= Scorza variety =

In algebraic geometry, a k-Scorza variety is a smooth projective variety, of maximal dimension among those whose k–1 secant varieties are not the whole of projective space. Scorza varieties were introduced and classified by Zak (1993), who named them after Gaetano Scorza.
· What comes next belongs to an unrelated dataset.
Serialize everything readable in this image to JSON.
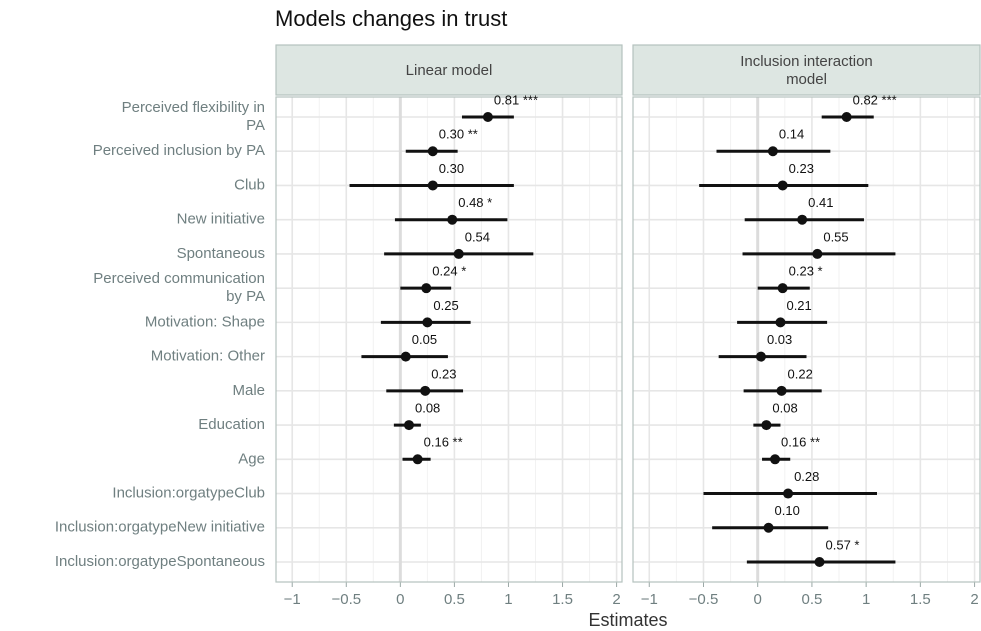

The special case of 2-Scorza varieties are sometimes called Severi varieties, after Francesco Severi.

==Classification==

Zak showed that k-Scorza varieties are the projective varieties of the rank 1 matrices of rank k simple Jordan algebras.

==Severi varieties==

The Severi varieties are the non-singular varieties of dimension n (even) in P^{N} that can be isomorphically projected to a hyperplane and satisfy N=3n/2+2.

- Severi showed in 1901 that the only Severi variety with n=2 is the Veronese surface in P^{5}.
- The only Severi variety with n=4 is the Segre embedding of P^{2}×P^{2} into P^{8}, found by Scorza in 1908.
- The only Severi variety with n=8 is the 8-dimensional Grassmannian G(1,5) of lines in P^{5} embedded into P^{14}, found by John Greenlees Semple in 1931.
- The only Severi variety with n=16 is a 16-dimensional variety E_{6}/Spin(10)U(1) in P^{26} found by Robert Lazarsfeld in 1981.

These 4 Severi varieties can be constructed in a uniform way, as orbits of groups acting on the complexifications of the 3 by 3 hermitian matrices over the four real (possibly non-associative) division algebras of dimensions 2^{k} = 1, 2, 4, 8. These representations have complex dimensions 3(2^{k}+1) = 6, 9, 15, and 27, giving varieties of dimension 2^{k+1} = 2, 4, 8, 16 in projective spaces of dimensions 3(2^{k})+2 = 5, 8, 14, and 26.

Zak proved that the only Severi varieties are the 4 listed above, of dimensions 2, 4, 8, 16.